Provisions broadband links rated in Mbit/s for residential and business customers.

Network Engineer

Monitors interface utilization in Mbit/s on routers and switches.

Video Streamer

Checks minimum bitrate requirements — Netflix 4K requires 25 Mbit/s.

VoIP Administrator

Calculates bandwidth — a G.711 VoIP call uses about 0.064 Mbit/s per line.

Competitive Gamer

Checks upload/download in Mbit/s to assess gaming latency and throughput.

Broadcasting Engineer

Specs live video contribution feeds in Mbit/s for remote production.

Frequently Asked Questions

About Megabit and Kilobyte

Megabit (Mbit)

The megabit (Mbit) equals 1,000,000 bits and is the standard unit for broadband internet speed ratings. ISPs advertise speeds in Mbps (megabits per second), not megabytes per second.

A 100 Mbps broadband connection can theoretically download 12.5 MB per second. Standard definition video streaming requires about 3 Mbps; 4K HDR streaming needs 25 Mbps.

Interesting fact: The confusion between Mbit and MB is intentional in some marketing — a '100 Mbps' connection sounds faster than '12.5 MB/s', though they're identical.

Kilobyte (KB)

The kilobyte (KB) equals 1,000 bytes in decimal (SI) notation, or 1,024 bytes in binary usage — a distinction that has caused decades of confusion. The SI standard (IEC 80000-13, 1998) formally defined KB as 1,000 bytes, reserving KiB for 1,024 bytes.

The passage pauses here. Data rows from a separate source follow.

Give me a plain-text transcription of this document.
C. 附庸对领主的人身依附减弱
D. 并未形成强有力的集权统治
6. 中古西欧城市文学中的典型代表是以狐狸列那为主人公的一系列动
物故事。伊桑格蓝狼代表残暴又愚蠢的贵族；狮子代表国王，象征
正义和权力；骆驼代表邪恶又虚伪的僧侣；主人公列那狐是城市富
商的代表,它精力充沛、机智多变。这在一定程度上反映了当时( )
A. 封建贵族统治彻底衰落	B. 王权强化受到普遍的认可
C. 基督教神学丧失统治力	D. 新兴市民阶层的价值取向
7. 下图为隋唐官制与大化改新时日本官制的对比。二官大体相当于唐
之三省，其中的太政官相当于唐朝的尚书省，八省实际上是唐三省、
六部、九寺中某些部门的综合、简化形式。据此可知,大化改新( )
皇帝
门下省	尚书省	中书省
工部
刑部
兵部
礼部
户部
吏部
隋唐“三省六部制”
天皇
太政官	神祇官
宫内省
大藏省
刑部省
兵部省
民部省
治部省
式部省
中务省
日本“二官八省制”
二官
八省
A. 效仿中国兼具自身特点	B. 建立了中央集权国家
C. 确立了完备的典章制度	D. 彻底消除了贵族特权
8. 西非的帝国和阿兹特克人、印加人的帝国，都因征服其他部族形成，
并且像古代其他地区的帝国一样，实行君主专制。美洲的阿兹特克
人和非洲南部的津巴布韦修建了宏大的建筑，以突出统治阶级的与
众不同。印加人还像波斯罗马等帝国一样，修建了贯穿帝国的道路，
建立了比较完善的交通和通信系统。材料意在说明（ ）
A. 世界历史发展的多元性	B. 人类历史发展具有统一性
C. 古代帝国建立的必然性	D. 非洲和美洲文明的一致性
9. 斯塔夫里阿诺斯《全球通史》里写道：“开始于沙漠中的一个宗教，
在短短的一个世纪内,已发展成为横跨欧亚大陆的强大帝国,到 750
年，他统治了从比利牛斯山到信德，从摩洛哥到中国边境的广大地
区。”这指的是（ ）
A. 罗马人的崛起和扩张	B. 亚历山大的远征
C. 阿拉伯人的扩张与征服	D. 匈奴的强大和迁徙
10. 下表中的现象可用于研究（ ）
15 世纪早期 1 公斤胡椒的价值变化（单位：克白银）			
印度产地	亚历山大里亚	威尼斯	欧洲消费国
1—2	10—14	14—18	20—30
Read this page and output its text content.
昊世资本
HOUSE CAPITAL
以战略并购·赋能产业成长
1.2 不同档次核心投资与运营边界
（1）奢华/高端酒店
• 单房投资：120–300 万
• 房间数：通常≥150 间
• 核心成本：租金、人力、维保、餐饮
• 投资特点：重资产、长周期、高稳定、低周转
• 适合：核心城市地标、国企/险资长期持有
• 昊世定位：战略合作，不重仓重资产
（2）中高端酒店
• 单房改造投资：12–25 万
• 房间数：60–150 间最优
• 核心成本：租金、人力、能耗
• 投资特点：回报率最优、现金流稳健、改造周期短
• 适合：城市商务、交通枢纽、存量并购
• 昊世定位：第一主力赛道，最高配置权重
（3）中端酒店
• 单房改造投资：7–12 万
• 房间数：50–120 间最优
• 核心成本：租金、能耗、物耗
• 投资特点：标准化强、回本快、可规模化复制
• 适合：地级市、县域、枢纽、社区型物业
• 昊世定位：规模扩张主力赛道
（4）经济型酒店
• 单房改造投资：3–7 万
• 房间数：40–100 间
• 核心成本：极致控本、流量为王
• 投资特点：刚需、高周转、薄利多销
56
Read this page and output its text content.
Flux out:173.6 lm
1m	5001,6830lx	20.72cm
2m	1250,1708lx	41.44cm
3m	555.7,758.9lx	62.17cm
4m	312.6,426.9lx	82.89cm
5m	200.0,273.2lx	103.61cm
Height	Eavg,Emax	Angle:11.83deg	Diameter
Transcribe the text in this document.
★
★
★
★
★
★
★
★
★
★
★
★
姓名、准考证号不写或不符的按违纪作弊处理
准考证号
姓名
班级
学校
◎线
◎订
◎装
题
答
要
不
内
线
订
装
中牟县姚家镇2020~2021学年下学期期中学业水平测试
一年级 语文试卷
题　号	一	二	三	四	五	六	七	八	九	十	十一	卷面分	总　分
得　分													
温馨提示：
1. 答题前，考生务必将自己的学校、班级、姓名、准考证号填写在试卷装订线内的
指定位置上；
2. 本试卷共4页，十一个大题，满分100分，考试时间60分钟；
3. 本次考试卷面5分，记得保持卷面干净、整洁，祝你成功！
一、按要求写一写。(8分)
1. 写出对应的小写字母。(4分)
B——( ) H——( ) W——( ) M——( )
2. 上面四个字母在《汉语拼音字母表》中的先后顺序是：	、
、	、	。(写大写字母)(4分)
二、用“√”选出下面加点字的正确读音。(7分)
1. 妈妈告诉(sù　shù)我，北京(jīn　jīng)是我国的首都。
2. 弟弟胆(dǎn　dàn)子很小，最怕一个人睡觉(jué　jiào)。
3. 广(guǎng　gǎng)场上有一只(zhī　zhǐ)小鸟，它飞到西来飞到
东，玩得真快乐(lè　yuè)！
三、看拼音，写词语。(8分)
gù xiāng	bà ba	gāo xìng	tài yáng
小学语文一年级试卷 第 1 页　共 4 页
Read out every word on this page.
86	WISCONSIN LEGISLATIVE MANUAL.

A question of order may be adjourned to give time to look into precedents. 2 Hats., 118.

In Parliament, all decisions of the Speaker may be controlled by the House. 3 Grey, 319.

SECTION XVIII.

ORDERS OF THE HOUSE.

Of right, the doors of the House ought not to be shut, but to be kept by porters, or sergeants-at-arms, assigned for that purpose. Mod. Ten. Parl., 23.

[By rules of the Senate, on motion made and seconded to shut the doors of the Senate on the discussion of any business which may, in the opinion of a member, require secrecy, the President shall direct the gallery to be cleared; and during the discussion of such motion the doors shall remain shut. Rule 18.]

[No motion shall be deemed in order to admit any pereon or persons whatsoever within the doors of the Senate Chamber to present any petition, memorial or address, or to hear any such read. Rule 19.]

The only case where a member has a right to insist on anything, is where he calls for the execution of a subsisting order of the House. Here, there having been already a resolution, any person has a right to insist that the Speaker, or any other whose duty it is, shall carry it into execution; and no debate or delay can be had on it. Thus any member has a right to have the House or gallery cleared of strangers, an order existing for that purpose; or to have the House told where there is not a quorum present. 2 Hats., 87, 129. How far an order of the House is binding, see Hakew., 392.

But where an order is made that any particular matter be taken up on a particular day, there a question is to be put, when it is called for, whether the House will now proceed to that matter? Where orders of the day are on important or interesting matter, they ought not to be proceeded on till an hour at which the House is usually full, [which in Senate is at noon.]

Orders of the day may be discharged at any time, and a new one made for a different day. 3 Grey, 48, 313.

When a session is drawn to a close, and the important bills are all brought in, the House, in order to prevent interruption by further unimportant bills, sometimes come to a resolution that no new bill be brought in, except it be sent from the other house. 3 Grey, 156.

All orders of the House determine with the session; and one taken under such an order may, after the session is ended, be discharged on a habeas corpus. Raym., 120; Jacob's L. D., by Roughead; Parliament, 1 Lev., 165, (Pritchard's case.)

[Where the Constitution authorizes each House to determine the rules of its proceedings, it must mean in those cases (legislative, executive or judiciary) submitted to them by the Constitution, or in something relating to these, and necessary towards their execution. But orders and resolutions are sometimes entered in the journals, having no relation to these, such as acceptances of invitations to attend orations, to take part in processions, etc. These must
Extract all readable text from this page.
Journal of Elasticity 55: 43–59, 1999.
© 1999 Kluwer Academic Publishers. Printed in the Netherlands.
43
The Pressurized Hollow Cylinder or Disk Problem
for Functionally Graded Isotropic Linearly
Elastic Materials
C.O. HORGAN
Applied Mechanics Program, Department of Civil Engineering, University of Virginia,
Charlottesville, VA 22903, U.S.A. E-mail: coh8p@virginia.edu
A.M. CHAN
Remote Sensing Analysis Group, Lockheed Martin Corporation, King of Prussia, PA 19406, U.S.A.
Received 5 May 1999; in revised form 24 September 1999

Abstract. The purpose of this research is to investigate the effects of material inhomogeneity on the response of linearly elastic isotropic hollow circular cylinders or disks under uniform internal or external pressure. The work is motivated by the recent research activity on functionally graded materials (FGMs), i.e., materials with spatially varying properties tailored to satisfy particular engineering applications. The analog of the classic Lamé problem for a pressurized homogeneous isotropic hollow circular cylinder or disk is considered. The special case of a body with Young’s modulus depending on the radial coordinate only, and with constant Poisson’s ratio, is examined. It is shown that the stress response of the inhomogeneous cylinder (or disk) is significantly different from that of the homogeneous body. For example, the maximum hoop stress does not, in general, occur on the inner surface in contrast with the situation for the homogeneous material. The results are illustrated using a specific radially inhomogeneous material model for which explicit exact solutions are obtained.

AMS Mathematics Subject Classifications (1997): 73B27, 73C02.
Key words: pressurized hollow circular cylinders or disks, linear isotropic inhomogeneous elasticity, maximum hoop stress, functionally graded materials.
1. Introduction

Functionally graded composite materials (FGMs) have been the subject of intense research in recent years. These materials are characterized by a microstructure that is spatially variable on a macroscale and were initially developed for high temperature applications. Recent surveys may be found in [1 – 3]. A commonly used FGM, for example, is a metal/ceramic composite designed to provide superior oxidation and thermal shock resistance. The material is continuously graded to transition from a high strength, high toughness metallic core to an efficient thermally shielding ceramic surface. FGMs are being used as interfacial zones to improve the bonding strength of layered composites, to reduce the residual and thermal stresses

Kilobytes were the standard measure for file sizes in the early PC era (1980s). A floppy disk held 360 KB or 1.44 MB; early email attachments were measured in kilobytes.

Interesting fact: A plain text page of 500 words is about 2-3 KB. The first commercially available hard drive (IBM 350, 1956) stored just 3.75 MB — or about 3,750 KB.

About Megabit to Kilobyte Conversion

Converting megabit to kilobyte is a common task in computing, networking, and data management. Storage manufacturers, operating systems, and network equipment often express data sizes in different units — understanding the conversion is essential for comparing specifications, planning storage capacity, and interpreting network speed versus file size relationships.

As a practical reference: 5 Mbit = 625 KB and 10 Mbit = 1250 KB. For larger quantities, 100 Mbit = 12,500 KB. The reverse conversion uses the factor 0.008, so 1 KB = 0.008 Mbit. Note that decimal prefixes (KB=1,000, MB=1,000,000) differ from binary prefixes (KiB=1,024, MiB=1,048,576) — always check which standard your software or hardware uses.

All conversions use the internationally recognized factor of exactly 1 Mbit = 125 KB, calculated with IEEE 754 double-precision arithmetic accurate to at least 8 significant figures.